Subject: Umbria
Assisi is a must visit - the frescoes are some of the most beautiful in Italy.

We also enjoyed Gubbio, another medieval town perched on the slopes of Monte Ingino with wonderful artisans specializing in ceramics. Try the workshop of Leo Grilli, a craftsman who has managed to keep this ancient art alive. We had lunch at Villa Montegranelli, an interesting villa hotel just outside of Gubbio. The formal dining room was empty at lunch and we experienced the most sensational tasting menu. Somehow it never seems to be very busy and walking through this delightful town is a pleasure. There is a festival in May - Corso dei Ceri - which would probably be interesting to see. Enjoy coffee and a dolce at the Grand Caffe Ducale in the Piazza Grande before leaving.

Orvieto is another must see. The duomo is among the greatest of all Italy's Romanesque-Gothic cathedrals. If you are a photographer, arrive a few hours before sunset and the light reflecting on the front facade is spectacular.
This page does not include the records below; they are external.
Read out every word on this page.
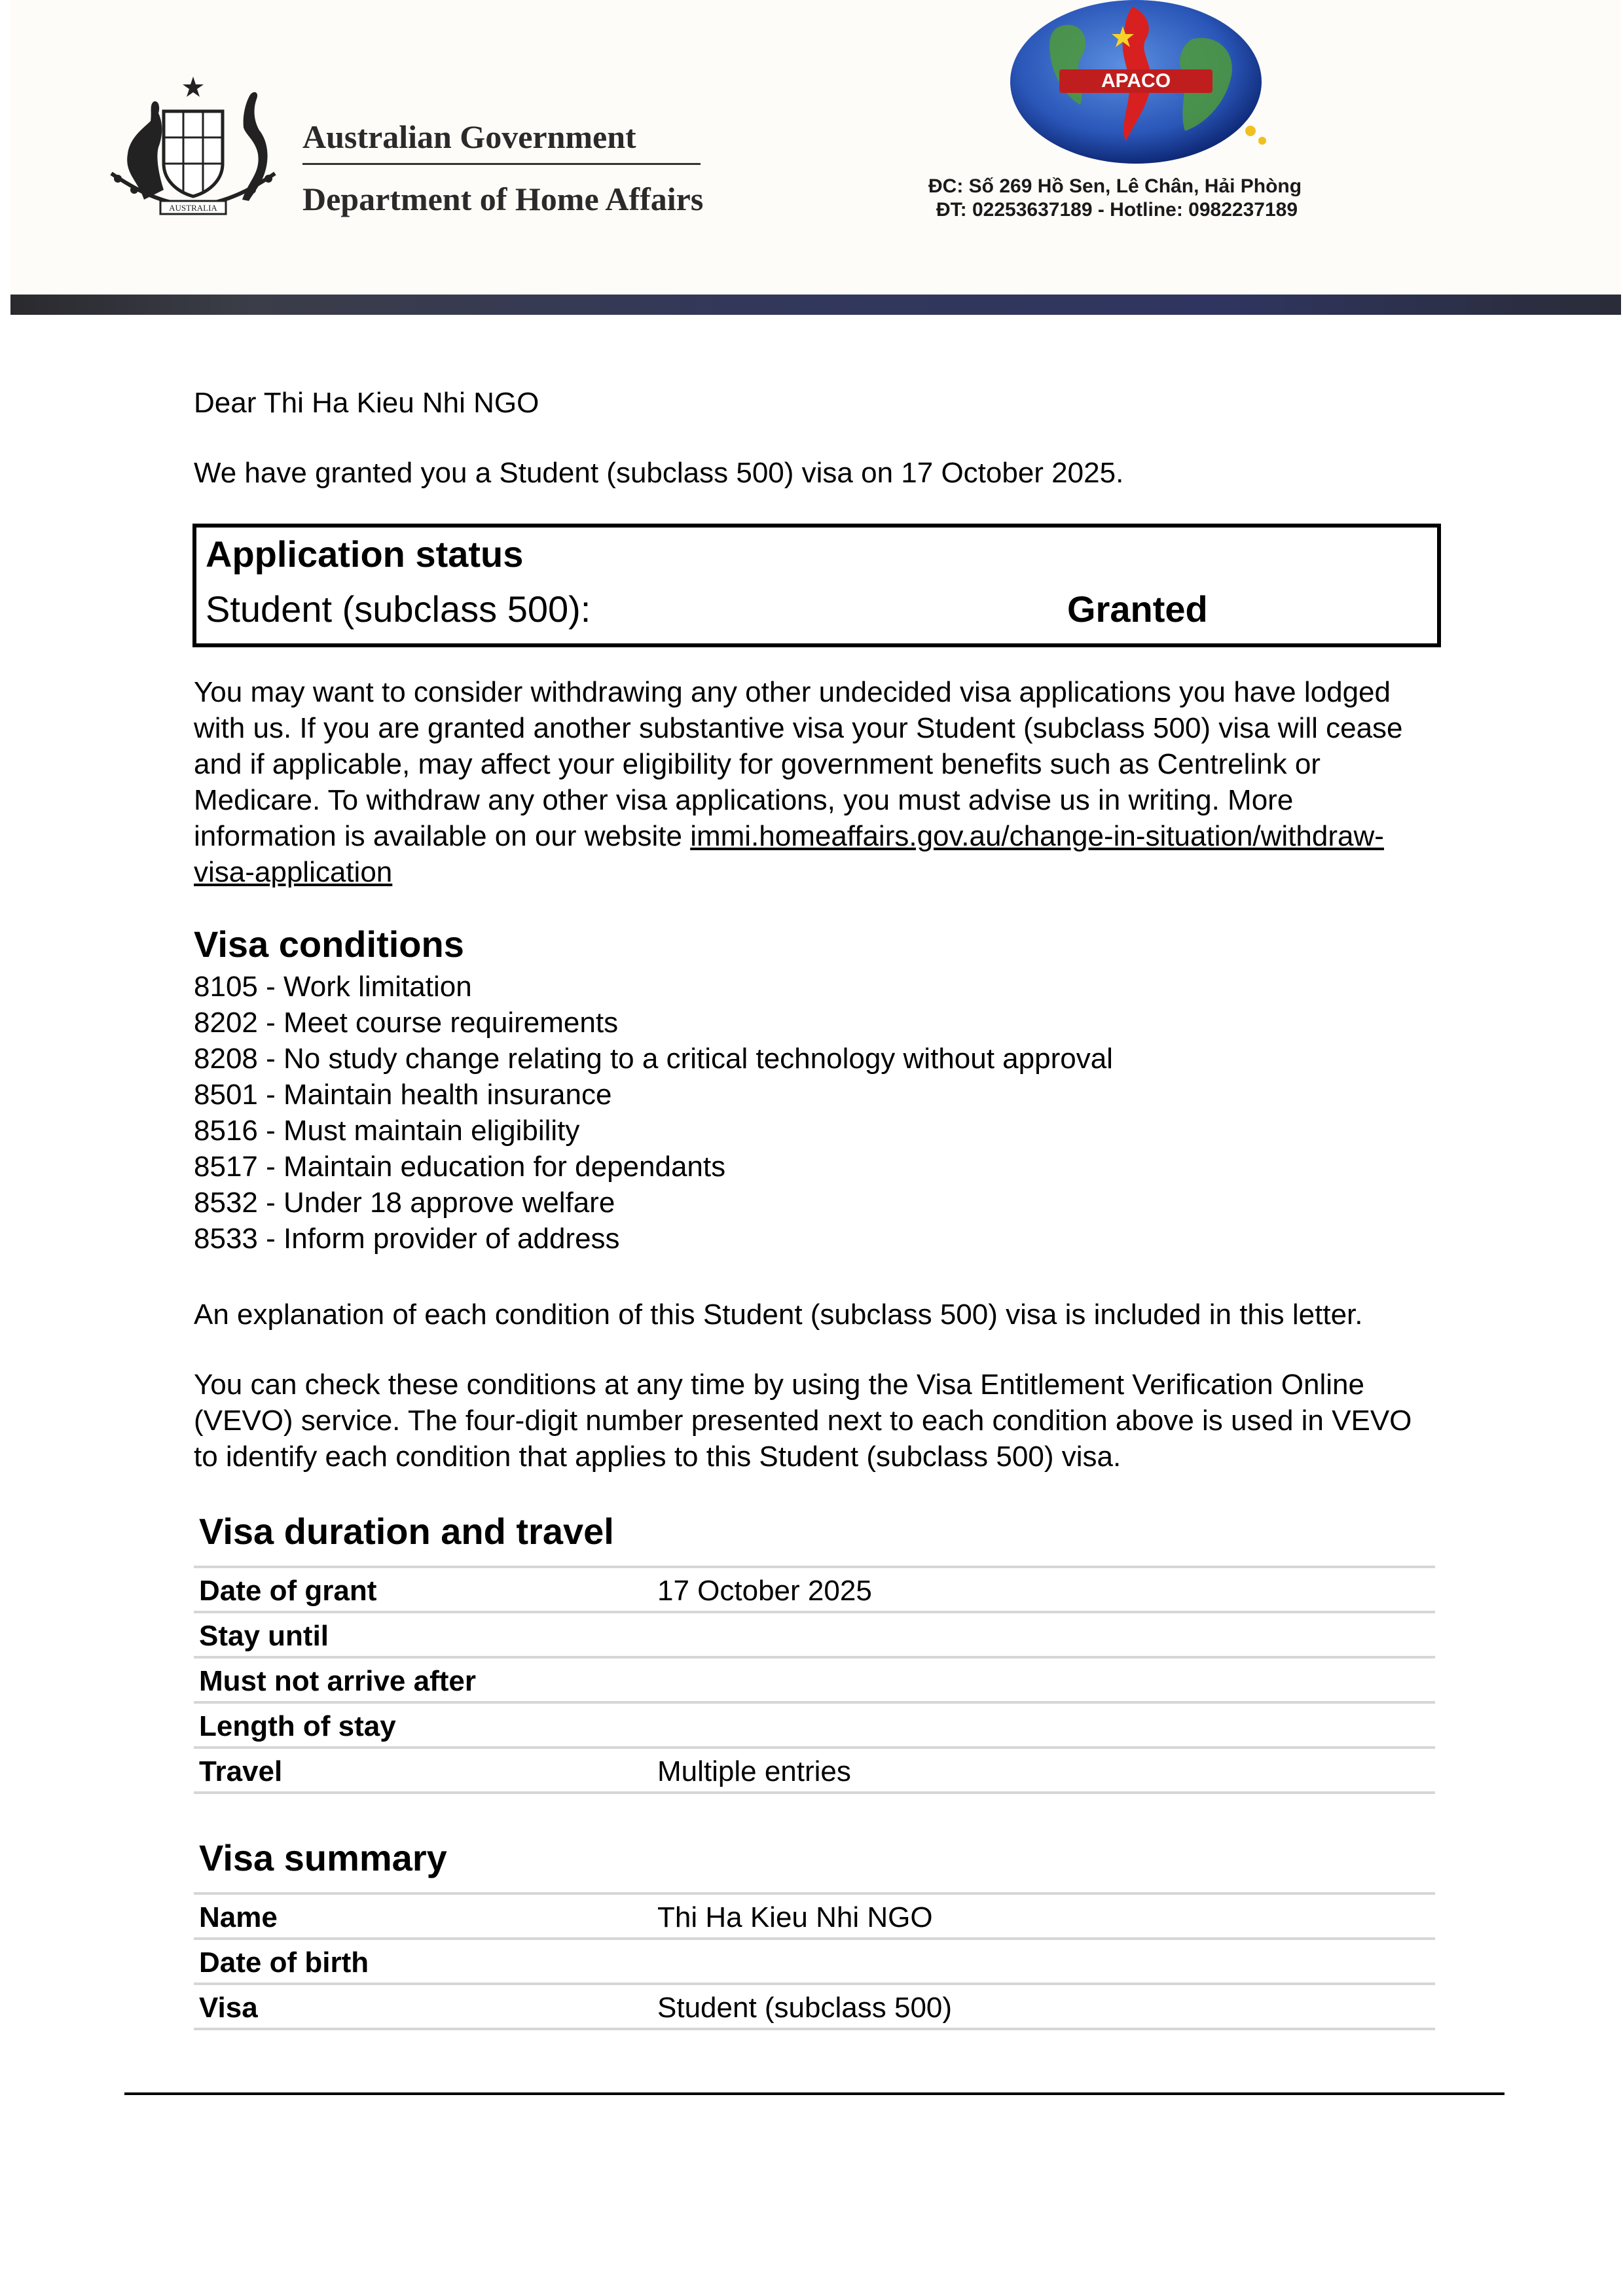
AUSTRALIA
Australian Government
Department of Home Affairs
APACO
ĐC: Số 269 Hồ Sen, Lê Chân, Hải Phòng
ĐT: 02253637189 - Hotline: 0982237189
Dear Thi Ha Kieu Nhi NGO
We have granted you a Student (subclass 500) visa on 17 October 2025.
Application status
Student (subclass 500):	Granted
You may want to consider withdrawing any other undecided visa applications you have lodged with us. If you are granted another substantive visa your Student (subclass 500) visa will cease and if applicable, may affect your eligibility for government benefits such as Centrelink or Medicare. To withdraw any other visa applications, you must advise us in writing. More information is available on our website immi.homeaffairs.gov.au/change-in-situation/withdraw-visa-application
Visa conditions
8105 - Work limitation
8202 - Meet course requirements
8208 - No study change relating to a critical technology without approval
8501 - Maintain health insurance
8516 - Must maintain eligibility
8517 - Maintain education for dependants
8532 - Under 18 approve welfare
8533 - Inform provider of address
An explanation of each condition of this Student (subclass 500) visa is included in this letter.
You can check these conditions at any time by using the Visa Entitlement Verification Online (VEVO) service. The four-digit number presented next to each condition above is used in VEVO to identify each condition that applies to this Student (subclass 500) visa.
Visa duration and travel
Date of grant	17 October 2025
Stay until
Must not arrive after
Length of stay
Travel	Multiple entries
Visa summary
Name	Thi Ha Kieu Nhi NGO
Date of birth
Visa	Student (subclass 500)
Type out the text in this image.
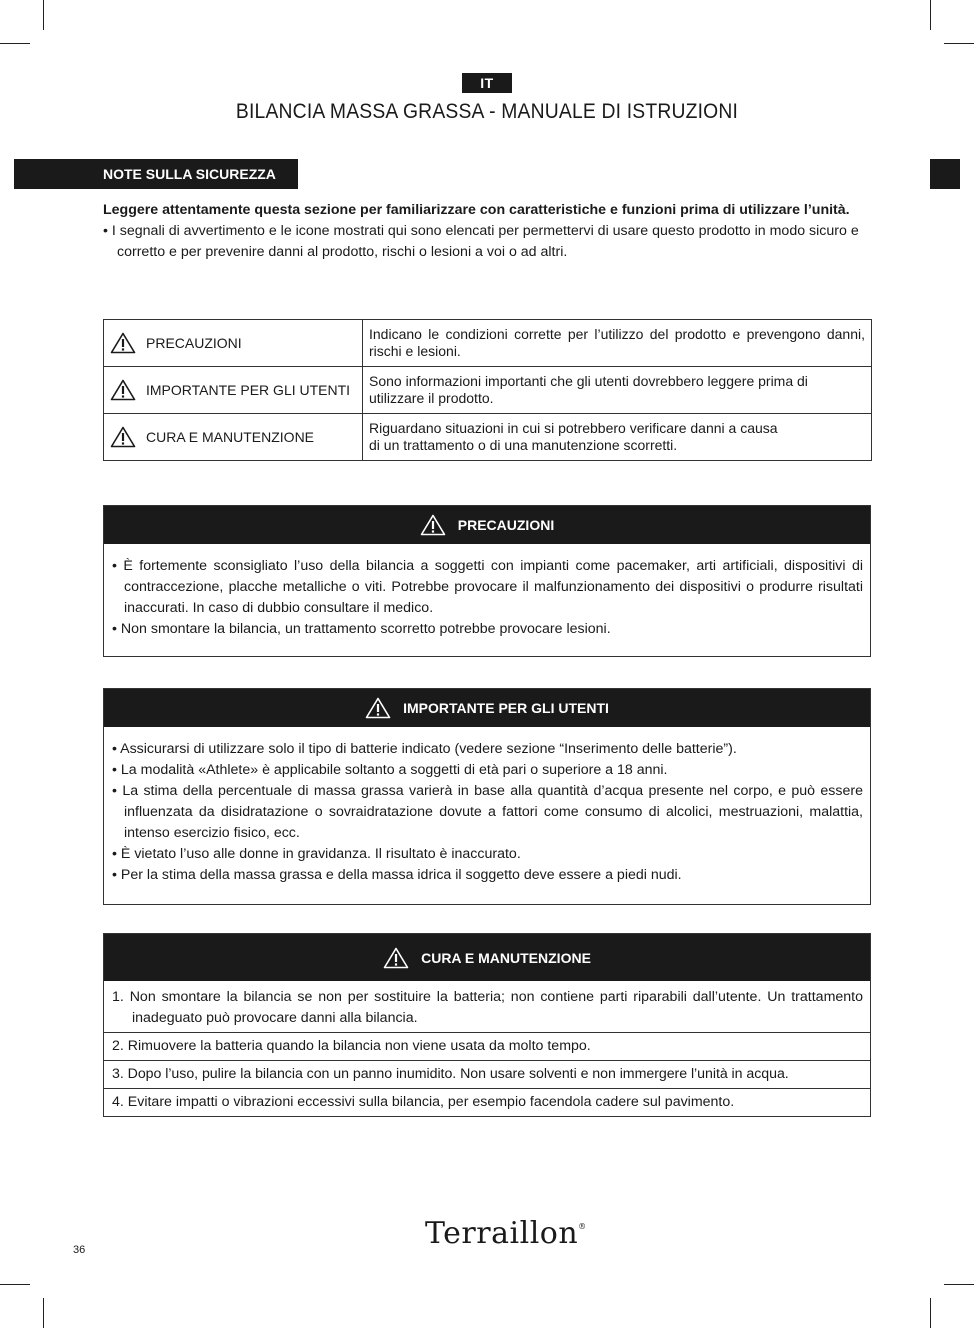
IT
BILANCIA MASSA GRASSA - MANUALE DI ISTRUZIONI
NOTE SULLA SICUREZZA
Leggere attentamente questa sezione per familiarizzare con caratteristiche e funzioni prima di utilizzare l’unità.
• I segnali di avvertimento e le icone mostrati qui sono elencati per permettervi di usare questo prodotto in modo sicuro e corretto e per prevenire danni al prodotto, rischi o lesioni a voi o ad altri.
PRECAUZIONI	Indicano le condizioni corrette per l’utilizzo del prodotto e prevengono danni, rischi e lesioni.

IMPORTANTE PER GLI UTENTI	Sono informazioni importanti che gli utenti dovrebbero leggere prima di utilizzare il prodotto.

CURA E MANUTENZIONE	Riguardano situazioni in cui si potrebbero verificare danni a causa
di un trattamento o di una manutenzione scorretti.
PRECAUZIONI

• È fortemente sconsigliato l’uso della bilancia a soggetti con impianti come pacemaker, arti artificiali, dispositivi di contraccezione, placche metalliche o viti. Potrebbe provocare il malfunzionamento dei dispositivi o produrre risultati inaccurati. In caso di dubbio consultare il medico.

• Non smontare la bilancia, un trattamento scorretto potrebbe provocare lesioni.

IMPORTANTE PER GLI UTENTI

• Assicurarsi di utilizzare solo il tipo di batterie indicato (vedere sezione “Inserimento delle batterie”).

• La modalità «Athlete» è applicabile soltanto a soggetti di età pari o superiore a 18 anni.

• La stima della percentuale di massa grassa varierà in base alla quantità d’acqua presente nel corpo, e può essere influenzata da disidratazione o sovraidratazione dovute a fattori come consumo di alcolici, mestruazioni, malattia, intenso esercizio fisico, ecc.

• È vietato l’uso alle donne in gravidanza. Il risultato è inaccurato.

• Per la stima della massa grassa e della massa idrica il soggetto deve essere a piedi nudi.

CURA E MANUTENZIONE
1. Non smontare la bilancia se non per sostituire la batteria; non contiene parti riparabili dall’utente. Un trattamento inadeguato può provocare danni alla bilancia.
2. Rimuovere la batteria quando la bilancia non viene usata da molto tempo.
3. Dopo l’uso, pulire la bilancia con un panno inumidito. Non usare solventi e non immergere l’unità in acqua.
4. Evitare impatti o vibrazioni eccessivi sulla bilancia, per esempio facendola cadere sul pavimento.
36	Terraillon®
And do not miss Todi - one of Umbria's prettiest hilltowns with striking views of the Tiber Valley. You must eat at Ristorante Umbria with a terrace overlooking the valley and a 'Nonna' cooking meat in an open hearth. Inexpensive. Stop for a gelati and spend some time in the Piazza del Popolo. If ceramics are your thing, a short drive to Deruta and you will find ceramics and majolica ware to suit every taste. The town itself is unattractive

We drove around Lake Trasimeno stopping at a market in Castiglione del Lago and also in Passignano sul Trasimeno but we were not impressed. The lakefront was not at all appealing and we have no idea why anyone would spend time here.